As scary as it is to think, the best is still yet to come for Hurts, who just turned 19 years old earlier this week.
Derrius Guice, RB, LSU (25-1)
Had you told the average LSU fan that Leonard Fournette would be limited to six games in 2016, they would have told you the season would be a disaster – honestly, it kind of was. But if there was one silver lining in a season that led to Les Miles’ firing, it was the emergence of Guice in Fournette’s place.
The junior-to-be stepped up in a big way for Fournette, rushing for over 1,300 yards – as a backup in a couple games while barely playing at all in a few more. However, when he was in the feature back role he shined, most notably when he broke Fournette’s single-game rushing record with 285 yards against Texas A&M on Thanksgiving night.
With Fournette now in the NFL, look for Guice to break out in a big way as the guy in 2017.
Mike Weber, RB, Ohio State (50-1)
No Heisman list would be complete without a few long shots, and from here on out we’re only going to give you guys who are 50-1 or more in the Vegas sports books. Let’s start with Weber. While Barrett is the “bigger name” Ohio State Heisman candidate, Weber might be the smarter bet. The sophomore is a big, mean, between the tackles back who rushed for over 1,000 yards last season.
The one thing to keep an eye on with Weber’s candidacy is whether or not Ohio State can develop a passing game around him. Late last year Weber’s numbers dipped (26 yards against Michigan, 24 yards in a College Football Playoff loss to Clemson) when teams realized that Barrett couldn’t beat them with his arm, and they began to clog the running game.

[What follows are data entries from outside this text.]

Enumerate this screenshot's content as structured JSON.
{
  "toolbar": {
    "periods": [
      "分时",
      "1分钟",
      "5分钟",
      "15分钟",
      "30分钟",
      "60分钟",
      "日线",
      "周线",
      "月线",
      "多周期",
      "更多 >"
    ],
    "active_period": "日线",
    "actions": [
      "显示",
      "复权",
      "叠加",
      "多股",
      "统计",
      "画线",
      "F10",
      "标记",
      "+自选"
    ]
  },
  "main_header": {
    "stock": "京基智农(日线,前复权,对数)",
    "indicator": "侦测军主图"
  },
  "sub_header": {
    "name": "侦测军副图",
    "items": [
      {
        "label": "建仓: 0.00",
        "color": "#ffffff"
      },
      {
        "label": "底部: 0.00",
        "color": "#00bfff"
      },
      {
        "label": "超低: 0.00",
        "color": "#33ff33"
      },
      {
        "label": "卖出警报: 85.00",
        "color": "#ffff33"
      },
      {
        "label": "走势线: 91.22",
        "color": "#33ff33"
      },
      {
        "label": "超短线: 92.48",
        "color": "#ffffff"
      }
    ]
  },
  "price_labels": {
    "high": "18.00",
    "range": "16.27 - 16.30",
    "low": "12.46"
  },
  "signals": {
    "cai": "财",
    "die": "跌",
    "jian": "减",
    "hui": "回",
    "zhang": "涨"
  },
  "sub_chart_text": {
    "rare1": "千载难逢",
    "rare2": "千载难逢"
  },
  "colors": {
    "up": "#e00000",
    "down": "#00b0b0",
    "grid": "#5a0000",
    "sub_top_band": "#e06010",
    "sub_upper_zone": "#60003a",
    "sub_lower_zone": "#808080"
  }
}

Barrett and the passing game will need to be better for the Buckeyes to have any chance to return to the playoff … and for Weber to make a run at the Heisman.
Derwin James, S, Florida State (50-1)
Looking for a Jabrill-Peppers-esque defensive candidate to take a chance on in the Heisman chase? Look no further than James, who many believe is the best pure “football player” in the sport this season. That includes James himself (remember, it’s not bragging if it’s true).
Unfortunately, James was limited to just one and a half games in 2016 thanks to a knee injury, but in 2015 he was one of the best all-around defensive players in the sport – even as a true freshman. That year he finished with a staggering stat line of 91 tackles, 9.5 TFLs, 4.5 sacks, five pass breakups, two forced fumbles, and two fumble recoveries, all from the safety position.
In theory, those numbers should improve this year, and in terms of James’ Heisman candidacy, keep this in mind: Like Peppers at Michigan, Florida State coach Jimbo Fisher said he plans to use James on offense as well.
Quinton Flowers, QB, South Florida (80-1)
Flowers was one of the most underappreciated players in college football last year, after tossing for over 2,800 yards and rushing for over 1,500 more. Even with former USF coach Willie Taggart now at Oregon, don’t expect those numbers to go down under Charlie Strong.
The one question with Flowers’ Heisman candidacy is simply whether he’ll be seen enough to get the notoriety. South Florida plays just one game against a Power 5 school all year (Illinois). With Tom Herman now at Texas, Houston is no longer the marquee opponent it would have been a season ago.
Forget the numbers. Simple exposure may keep Flowers out of the Heisman picture.
Jacob Eason, QB, Georgia (100-1)
I’ll be honest, I’m not a big “Eason guy,” buuuuut, you mean to tell me I can get a guy who was once the top high school quarterback in the country, playing for a potential College Football Playoff contender, at 100-1? Where do I sign up?
For Eason all signs point toward a big year. The Bulldogs return the most talent of anyone in the SEC not named “Alabama,” and the schedule plays out nicely, where the notoriously soft SEC East slate should pad Georgia’s win total (and Eason’s stats).